Doctor of Engineering Science in Chemical Engineering


Chemical Engineering, Chemistry and Environmental Science

First Advisor

Gordon Lewandowski

Second Advisor

Piero M. Armenante

Third Advisor

Samir S. Sofer

Fourth Advisor

Basil Baltzis

Fifth Advisor

John W. Liskowitz


Thermal reaction studies of dilute mixtures (0.37%) of C6H5Cl in hydrogen and m-C6H4C12 (0.4%) in hydrogen have been performed in tubular flow reactors at various surface to volume ratios, and 1 atm total pressure. Residence times range from 0.02 to 2.5 seconds,with temperatures between 1050 to 1275 K. HCl, C6H5Cl, C6H6, and carbon solids (C(s)) are observed as the major products; minor products include methane, cyclopentadiene, toluene, naphthalene and biphenyls. Pyrolysis in helium yields significantly less conversion, but more C(s) for similar residence times.

A detailed chemical mechanism is developed to describe this reaction system. Our modeling calculations incorporate Energized Complex QRRK analysis for accurate inclusion of temperature and pressure effects in radical addition reactions. This is a straightforward method to estimate rate constants and branching ratios as a function of both T and P. The detailed mechanism, based upon fundamental thermodynamic and kinetic principles, describes the overall reaction remarkably well. We also propose a plausible kinetic scheme describing formation of minor products.

The observed reagent loss can be explained in terms of energized adduct formation, followed by unimolecular disso‑ciation to low energy exit channels. Phenyl, chlorophenyl, and Cl radicals produced by the initial unimolecular decay of C6H5Cl or m-C6H4Cl2 react with H2 to form C6H6, C6H5Cl, and HCl + H respectively. Hydrogen atom addition to C6H5Cl and m-C6H4Cl2 via ipso attack, with subsequent loss of Cl from the energized complex, is required to explain the faster reaction in H2 than He.

QRRK Rate constant analysis is presented for the addition of H atom, phenyl and chlorophenyl radicals to C6H5Cl and m-C6H4Cl2, temperature and pressure ranges of 300 to 1900 K and 10-3 to 1.0 atm, respectively. Calculations were performed for both nitrogen and hydrogen dilution gases.
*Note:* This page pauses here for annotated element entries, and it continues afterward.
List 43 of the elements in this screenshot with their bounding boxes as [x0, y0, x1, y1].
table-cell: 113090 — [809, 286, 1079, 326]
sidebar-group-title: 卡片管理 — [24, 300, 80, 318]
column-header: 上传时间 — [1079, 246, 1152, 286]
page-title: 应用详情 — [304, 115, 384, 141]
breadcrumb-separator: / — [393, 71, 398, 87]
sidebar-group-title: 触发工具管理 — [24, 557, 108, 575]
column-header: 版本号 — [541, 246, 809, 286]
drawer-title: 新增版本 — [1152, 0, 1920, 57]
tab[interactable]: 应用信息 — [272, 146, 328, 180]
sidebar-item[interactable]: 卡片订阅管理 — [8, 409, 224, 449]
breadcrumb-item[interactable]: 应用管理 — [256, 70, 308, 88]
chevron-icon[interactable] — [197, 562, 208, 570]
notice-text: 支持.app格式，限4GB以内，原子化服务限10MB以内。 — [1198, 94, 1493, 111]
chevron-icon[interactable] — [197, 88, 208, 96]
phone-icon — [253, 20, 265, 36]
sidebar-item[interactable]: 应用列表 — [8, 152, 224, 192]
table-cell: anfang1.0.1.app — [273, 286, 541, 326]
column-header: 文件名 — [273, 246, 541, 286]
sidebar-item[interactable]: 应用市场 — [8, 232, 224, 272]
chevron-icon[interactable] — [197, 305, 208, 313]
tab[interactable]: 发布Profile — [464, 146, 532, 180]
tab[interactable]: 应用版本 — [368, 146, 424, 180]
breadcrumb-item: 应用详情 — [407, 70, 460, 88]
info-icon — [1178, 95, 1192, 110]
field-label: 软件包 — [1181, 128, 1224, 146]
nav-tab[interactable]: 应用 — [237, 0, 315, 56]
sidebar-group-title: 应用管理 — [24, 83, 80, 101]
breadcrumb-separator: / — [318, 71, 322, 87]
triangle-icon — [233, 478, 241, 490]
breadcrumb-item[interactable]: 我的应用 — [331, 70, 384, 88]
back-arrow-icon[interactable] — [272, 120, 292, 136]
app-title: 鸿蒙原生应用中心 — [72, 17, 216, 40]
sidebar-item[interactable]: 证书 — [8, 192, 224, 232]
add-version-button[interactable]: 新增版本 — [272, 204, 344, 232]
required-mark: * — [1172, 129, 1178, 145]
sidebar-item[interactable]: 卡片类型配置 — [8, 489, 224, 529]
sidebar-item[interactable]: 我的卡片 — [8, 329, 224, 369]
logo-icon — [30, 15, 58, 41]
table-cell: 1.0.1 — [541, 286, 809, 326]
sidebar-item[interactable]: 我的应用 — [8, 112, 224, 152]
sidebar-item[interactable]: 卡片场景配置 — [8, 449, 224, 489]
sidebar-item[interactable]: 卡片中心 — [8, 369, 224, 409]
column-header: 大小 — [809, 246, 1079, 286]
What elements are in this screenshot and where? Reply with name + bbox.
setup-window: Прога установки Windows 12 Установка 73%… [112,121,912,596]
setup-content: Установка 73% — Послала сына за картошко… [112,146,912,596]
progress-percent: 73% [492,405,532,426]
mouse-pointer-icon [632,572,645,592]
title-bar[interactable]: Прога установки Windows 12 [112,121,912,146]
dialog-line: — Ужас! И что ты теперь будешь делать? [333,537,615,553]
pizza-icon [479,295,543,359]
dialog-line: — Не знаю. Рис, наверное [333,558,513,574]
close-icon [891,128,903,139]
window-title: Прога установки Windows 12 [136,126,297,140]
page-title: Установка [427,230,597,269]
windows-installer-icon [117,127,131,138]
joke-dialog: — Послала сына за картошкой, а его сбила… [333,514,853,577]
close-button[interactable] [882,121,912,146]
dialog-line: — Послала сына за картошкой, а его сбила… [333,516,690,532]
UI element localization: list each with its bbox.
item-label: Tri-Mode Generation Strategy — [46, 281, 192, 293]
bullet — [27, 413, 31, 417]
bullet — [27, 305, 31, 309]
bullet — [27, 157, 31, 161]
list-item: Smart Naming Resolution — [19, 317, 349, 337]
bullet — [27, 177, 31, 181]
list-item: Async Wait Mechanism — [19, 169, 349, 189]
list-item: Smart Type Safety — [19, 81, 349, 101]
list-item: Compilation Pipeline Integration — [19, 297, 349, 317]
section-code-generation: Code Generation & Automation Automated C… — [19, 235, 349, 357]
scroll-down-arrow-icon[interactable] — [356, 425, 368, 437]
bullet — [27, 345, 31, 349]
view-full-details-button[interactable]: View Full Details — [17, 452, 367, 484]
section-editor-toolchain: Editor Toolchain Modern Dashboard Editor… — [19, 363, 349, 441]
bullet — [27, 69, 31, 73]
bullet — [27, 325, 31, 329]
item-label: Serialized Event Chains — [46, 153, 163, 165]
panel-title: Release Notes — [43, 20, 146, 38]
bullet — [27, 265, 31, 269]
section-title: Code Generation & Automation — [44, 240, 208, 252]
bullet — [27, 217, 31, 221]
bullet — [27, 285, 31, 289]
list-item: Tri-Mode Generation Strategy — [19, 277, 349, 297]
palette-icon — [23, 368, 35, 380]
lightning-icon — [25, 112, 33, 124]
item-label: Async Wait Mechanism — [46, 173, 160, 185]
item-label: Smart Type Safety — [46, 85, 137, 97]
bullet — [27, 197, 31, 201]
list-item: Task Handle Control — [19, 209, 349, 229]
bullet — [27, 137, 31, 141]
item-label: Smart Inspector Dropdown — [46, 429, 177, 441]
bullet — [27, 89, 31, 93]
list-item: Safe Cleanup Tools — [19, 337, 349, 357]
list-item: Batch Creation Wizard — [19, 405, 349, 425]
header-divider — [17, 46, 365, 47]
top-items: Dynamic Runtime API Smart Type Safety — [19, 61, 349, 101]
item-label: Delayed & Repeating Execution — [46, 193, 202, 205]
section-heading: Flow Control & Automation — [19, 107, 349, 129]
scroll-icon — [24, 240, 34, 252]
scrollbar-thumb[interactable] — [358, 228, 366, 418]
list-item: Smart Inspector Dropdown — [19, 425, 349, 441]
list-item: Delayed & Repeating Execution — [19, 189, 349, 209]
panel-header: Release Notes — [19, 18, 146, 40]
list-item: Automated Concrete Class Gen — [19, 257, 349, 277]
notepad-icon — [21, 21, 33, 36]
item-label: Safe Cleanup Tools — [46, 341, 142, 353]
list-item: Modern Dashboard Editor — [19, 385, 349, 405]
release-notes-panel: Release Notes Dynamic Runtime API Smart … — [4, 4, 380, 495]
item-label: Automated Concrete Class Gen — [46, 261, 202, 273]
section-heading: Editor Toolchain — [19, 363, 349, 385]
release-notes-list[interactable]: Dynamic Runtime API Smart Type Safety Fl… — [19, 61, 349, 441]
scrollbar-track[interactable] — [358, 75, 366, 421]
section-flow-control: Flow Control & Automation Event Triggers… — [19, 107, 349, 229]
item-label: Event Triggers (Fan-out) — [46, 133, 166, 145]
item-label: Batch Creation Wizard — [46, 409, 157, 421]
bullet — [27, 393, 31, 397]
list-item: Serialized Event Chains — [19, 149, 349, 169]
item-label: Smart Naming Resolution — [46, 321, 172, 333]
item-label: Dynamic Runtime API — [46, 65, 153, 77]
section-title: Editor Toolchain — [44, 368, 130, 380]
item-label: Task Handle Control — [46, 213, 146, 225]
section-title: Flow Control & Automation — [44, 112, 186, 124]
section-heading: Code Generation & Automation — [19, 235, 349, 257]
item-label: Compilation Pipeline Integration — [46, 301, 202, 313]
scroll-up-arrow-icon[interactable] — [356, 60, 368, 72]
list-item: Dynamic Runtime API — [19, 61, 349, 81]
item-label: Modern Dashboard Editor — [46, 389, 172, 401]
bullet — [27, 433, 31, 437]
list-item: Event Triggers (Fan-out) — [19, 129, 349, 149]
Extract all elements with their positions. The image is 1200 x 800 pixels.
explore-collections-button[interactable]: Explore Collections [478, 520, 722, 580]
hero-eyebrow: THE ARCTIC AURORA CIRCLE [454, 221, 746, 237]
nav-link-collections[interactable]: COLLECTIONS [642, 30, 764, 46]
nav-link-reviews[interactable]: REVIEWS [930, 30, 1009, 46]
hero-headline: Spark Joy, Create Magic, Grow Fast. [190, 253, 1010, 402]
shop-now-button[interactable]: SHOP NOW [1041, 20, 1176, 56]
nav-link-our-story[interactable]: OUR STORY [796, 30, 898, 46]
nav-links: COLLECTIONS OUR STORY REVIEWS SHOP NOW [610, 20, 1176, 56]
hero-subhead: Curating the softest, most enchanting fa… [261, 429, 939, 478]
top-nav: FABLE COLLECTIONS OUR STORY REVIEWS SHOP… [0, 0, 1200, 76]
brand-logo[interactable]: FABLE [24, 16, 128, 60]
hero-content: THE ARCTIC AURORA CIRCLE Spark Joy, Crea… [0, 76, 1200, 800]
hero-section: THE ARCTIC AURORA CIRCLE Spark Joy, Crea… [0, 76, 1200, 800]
Computer simulations show that initial chloro-phenyl and phenyl addition reactions cannot, by themselves, explain the rapid formation of solid carbon in these systems.

Computer simulation and QRRK analyses on these reaction systems require accurate thermodynamic property data for all radicals and stable molecules considered. A computer code called THERM was developed to estimate these properties using the group additivity method of Benson. Accurate heat capacity estimates for radicals and molecules are obtained only to 1000 K using Benson's method. Two methods for the accurate extrapolation of this low temperature heat capacity data (T < 1000 K) to higher temperatures were developed in the present study.

The first method uses an exponential function to interpolate and extrapolate heat capacity data, with a typical maximum error of 4%. The second fitting method is based upon the harmonic oscillator model for heat capacity of an ideal gas described by statistical mechanics. A 5 parameter harmonic oscillator equation (HOE) was developed and used to estimate heat capacity data from 300 - 5000 K, with maximum error less than 0.1% for simple polyatomic molecules having no hindered internal rotations. Less than 4% maximum error is obtained for molecules which have hindered internal rotations. The harmonic oscillator equation parameters were determined by a least square regression of heat capacity data using the method of Marquardt. These parameters were used to calculate various molecular properties such as geometric and arithmetic mean frequencies, vibrational partition functions, or the sum and density of vibrational quantum states. Estimates are found to compare favorably to those calculated from actual vibrational frequency data.

A polynomial fitting method was developed to create thermodynamic property functions in the NASA polynomial format which is required by the CHEMKIN reaction simulation computer code. Two polynomials were generated (one for low temperature and one for high temperature) and a point of tangency was determined using the Newton-Raphson method. This polynomial fitting method differs from those developed at NASA and Sandia National Laboratory, where the point of tangency is fixed at 1000 K.

The heat capacity fitting/extrapolation method, polynomial fitting, and property change for chemical reaction procedures were coupled with the group additivity method of Benson to form the THERM computer package. This code may be used to estimate the required ideal gas thermodynamic properties for radicals and molecules considered in a detailed reaction mechanism used to model kinetic data.